A mulher morava no meio do mato, mas Deus lhe trouxe uma nova chance

Quantas pessoas se sentem invisíveis todos os dias; sejam idosos esquecidos pela família que lutaram para criar ou pessoas que vivem em condições desumanas. Entre elas, estava Dona Célia, uma catadora de latinhas de 59 anos que vivia no meio do mato, em um barraquinho improvisado. Suas paredes eram algumas árvores espaçadas, e o teto, folhas das árvores.

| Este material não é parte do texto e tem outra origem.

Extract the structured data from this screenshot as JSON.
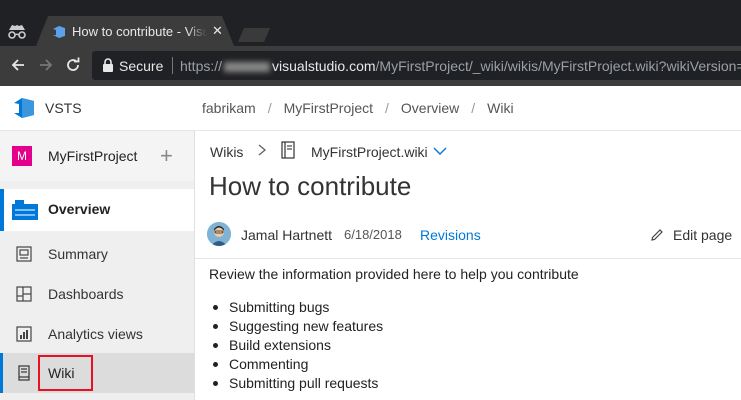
{
  "browser": {
    "tab_title": "How to contribute - Visual Studio",
    "tab_close": "✕",
    "secure_label": "Secure",
    "url_scheme": "https://",
    "url_host": "visualstudio.com",
    "url_path": "/MyFirstProject/_wiki/wikis/MyFirstProject.wiki?wikiVersion="
  },
  "header": {
    "brand": "VSTS",
    "breadcrumbs": [
      "fabrikam",
      "MyFirstProject",
      "Overview",
      "Wiki"
    ]
  },
  "sidebar": {
    "project_initial": "M",
    "project_name": "MyFirstProject",
    "add_symbol": "+",
    "items": [
      {
        "label": "Overview",
        "icon": "overview-icon"
      },
      {
        "label": "Summary",
        "icon": "summary-icon"
      },
      {
        "label": "Dashboards",
        "icon": "dashboards-icon"
      },
      {
        "label": "Analytics views",
        "icon": "analytics-icon"
      },
      {
        "label": "Wiki",
        "icon": "wiki-icon"
      }
    ],
    "selected": "Wiki",
    "accent_color": "#0078d7",
    "project_color": "#e3008c",
    "highlight_color": "#e81123"
  },
  "main": {
    "wikis_label": "Wikis",
    "wiki_name": "MyFirstProject.wiki",
    "page_title": "How to contribute",
    "author": "Jamal Hartnett",
    "date": "6/18/2018",
    "revisions_label": "Revisions",
    "edit_label": "Edit page",
    "intro": "Review the information provided here to help you contribute",
    "bullets": [
      "Submitting bugs",
      "Suggesting new features",
      "Build extensions",
      "Commenting",
      "Submitting pull requests"
    ]
  }
}
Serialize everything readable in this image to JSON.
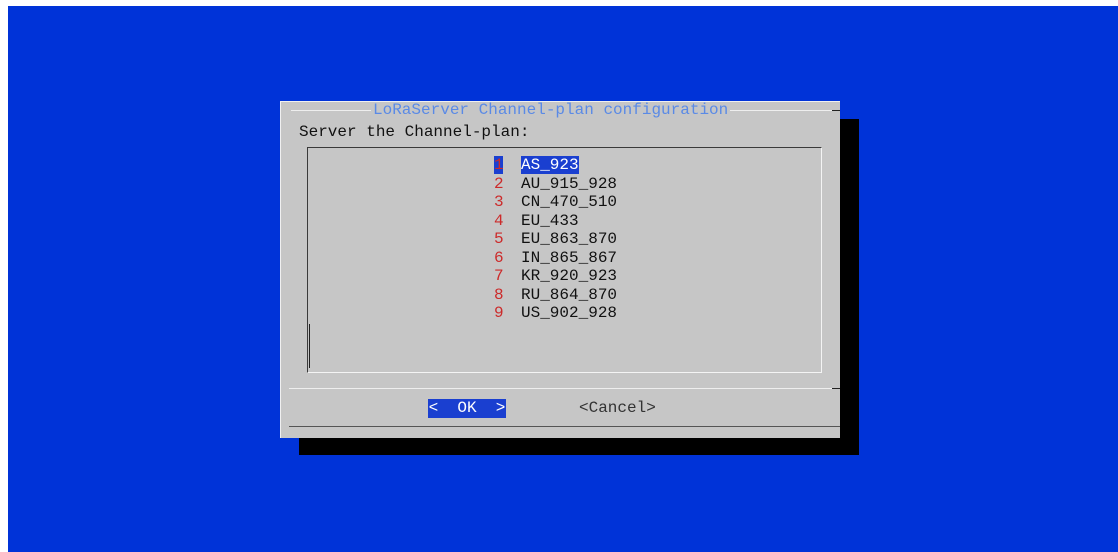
{
  "dialog": {
    "title": "LoRaServer Channel-plan configuration",
    "prompt": "Server the Channel-plan:"
  },
  "menu": {
    "items": [
      {
        "num": "1",
        "label": "AS_923",
        "selected": true
      },
      {
        "num": "2",
        "label": "AU_915_928"
      },
      {
        "num": "3",
        "label": "CN_470_510"
      },
      {
        "num": "4",
        "label": "EU_433"
      },
      {
        "num": "5",
        "label": "EU_863_870"
      },
      {
        "num": "6",
        "label": "IN_865_867"
      },
      {
        "num": "7",
        "label": "KR_920_923"
      },
      {
        "num": "8",
        "label": "RU_864_870"
      },
      {
        "num": "9",
        "label": "US_902_928"
      }
    ]
  },
  "buttons": {
    "ok": "<  OK  >",
    "cancel": "<Cancel>"
  },
  "colors": {
    "background": "#0033d8",
    "dialog": "#c6c6c6",
    "title": "#5a8ae6",
    "number": "#cc2a2a",
    "highlight": "#1a3fd0"
  }
}
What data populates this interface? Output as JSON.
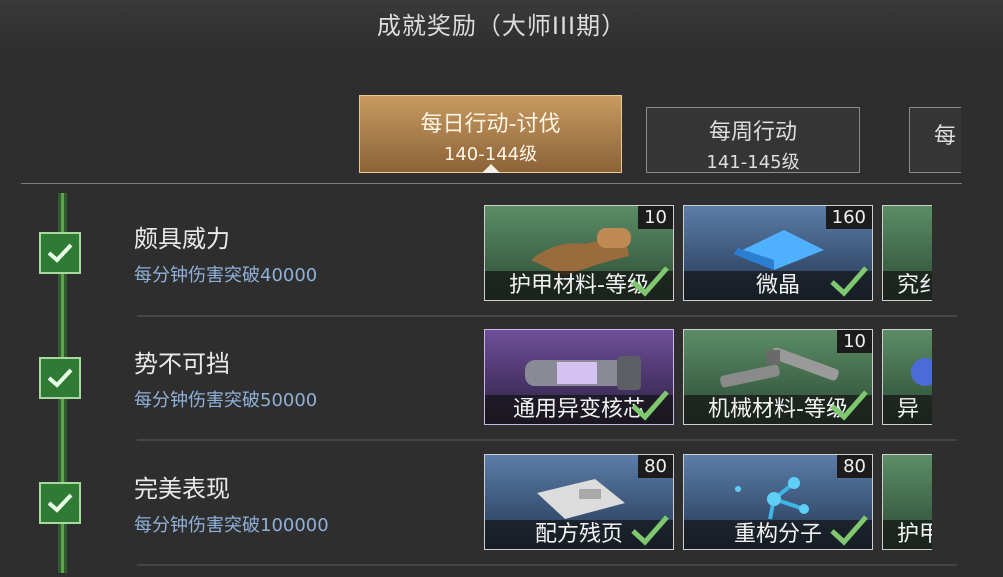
{
  "header": {
    "title": "成就奖励（大师III期）"
  },
  "tabs": [
    {
      "line1": "每日行动-讨伐",
      "line2": "140-144级"
    },
    {
      "line1": "每周行动",
      "line2": "141-145级"
    },
    {
      "line1": "每"
    }
  ],
  "achievements": [
    {
      "title": "颇具威力",
      "desc": "每分钟伤害突破40000",
      "rewards": [
        {
          "name": "护甲材料-等级",
          "count": "10"
        },
        {
          "name": "微晶",
          "count": "160"
        },
        {
          "name": "究纟"
        }
      ]
    },
    {
      "title": "势不可挡",
      "desc": "每分钟伤害突破50000",
      "rewards": [
        {
          "name": "通用异变核芯"
        },
        {
          "name": "机械材料-等级",
          "count": "10"
        },
        {
          "name": "异"
        }
      ]
    },
    {
      "title": "完美表现",
      "desc": "每分钟伤害突破100000",
      "rewards": [
        {
          "name": "配方残页",
          "count": "80"
        },
        {
          "name": "重构分子",
          "count": "80"
        },
        {
          "name": "护甲"
        }
      ]
    }
  ],
  "colors": {
    "accent": "#c89a62",
    "check": "#2f7b33",
    "desc": "#8fb0d8"
  }
}
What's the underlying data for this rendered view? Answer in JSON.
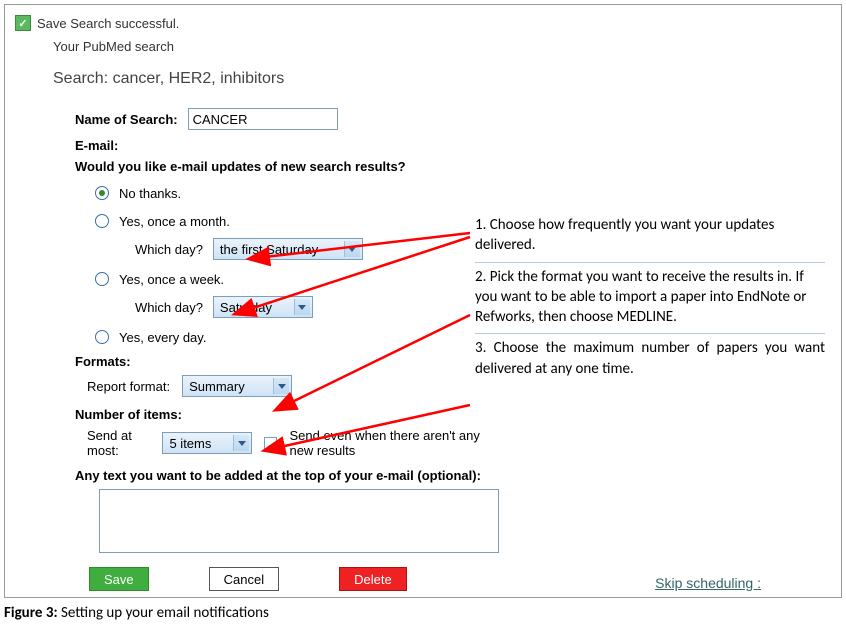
{
  "status": {
    "icon_name": "check-icon",
    "text": "Save Search successful."
  },
  "subheading": "Your PubMed search",
  "search_line": "Search: cancer, HER2, inhibitors",
  "name_of_search": {
    "label": "Name of Search:",
    "value": "CANCER"
  },
  "email_label": "E-mail:",
  "question": "Would you like e-mail updates of new search results?",
  "radios": {
    "no_thanks": "No thanks.",
    "once_month": "Yes, once a month.",
    "which_day_month_label": "Which day?",
    "which_day_month_value": "the first Saturday",
    "once_week": "Yes, once a week.",
    "which_day_week_label": "Which day?",
    "which_day_week_value": "Saturday",
    "every_day": "Yes, every day."
  },
  "formats": {
    "heading": "Formats:",
    "label": "Report format:",
    "value": "Summary"
  },
  "items": {
    "heading": "Number of items:",
    "label": "Send at most:",
    "value": "5 items",
    "checkbox_label": "Send even when there aren't any new results"
  },
  "extra_text_label": "Any text you want to be added at the top of your e-mail (optional):",
  "buttons": {
    "save": "Save",
    "cancel": "Cancel",
    "delete": "Delete"
  },
  "skip_link": "Skip scheduling :",
  "annotations": {
    "a1": "1. Choose how frequently you want your updates delivered.",
    "a2": "2. Pick the format you want to receive the results in. If you want to be able to import a paper into EndNote or Refworks, then choose MEDLINE.",
    "a3": "3. Choose the maximum number of papers you want delivered at any one time."
  },
  "caption_label": "Figure 3:",
  "caption_text": " Setting up your email notifications"
}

Todos os dias, ela perambulava pela cidade recolhendo materiais recicláveis para vender e ter algum dinheiro para comer. Porém, infelizmente nem sempre isso era possível, pois seu corpo já estava cansado e dolorido. Foi em um desses dias que Dona Célia encontrou um anjo em sua vida, certamente enviada por uma força maior.

De frente com a verdade

Ela olhou e viu, sem a cegueira coletiva que se costuma ter ao andar nas ruas. A moradora de rua estava chorando em um canto quando Fran, uma transeunte local, realmente a enxergou. Ao perguntar do porquê das lágrimas, Dona Célia disse que estava com muita fome e suas costas doíam, por causa do saco com as latinhas.

Fran comprou alguma coisa para ela comer e se ofereceu para levar as latinhas até o seu barraco. Chegando lá, ela ficou em choque, mas tentou não demonstrar para a senhora.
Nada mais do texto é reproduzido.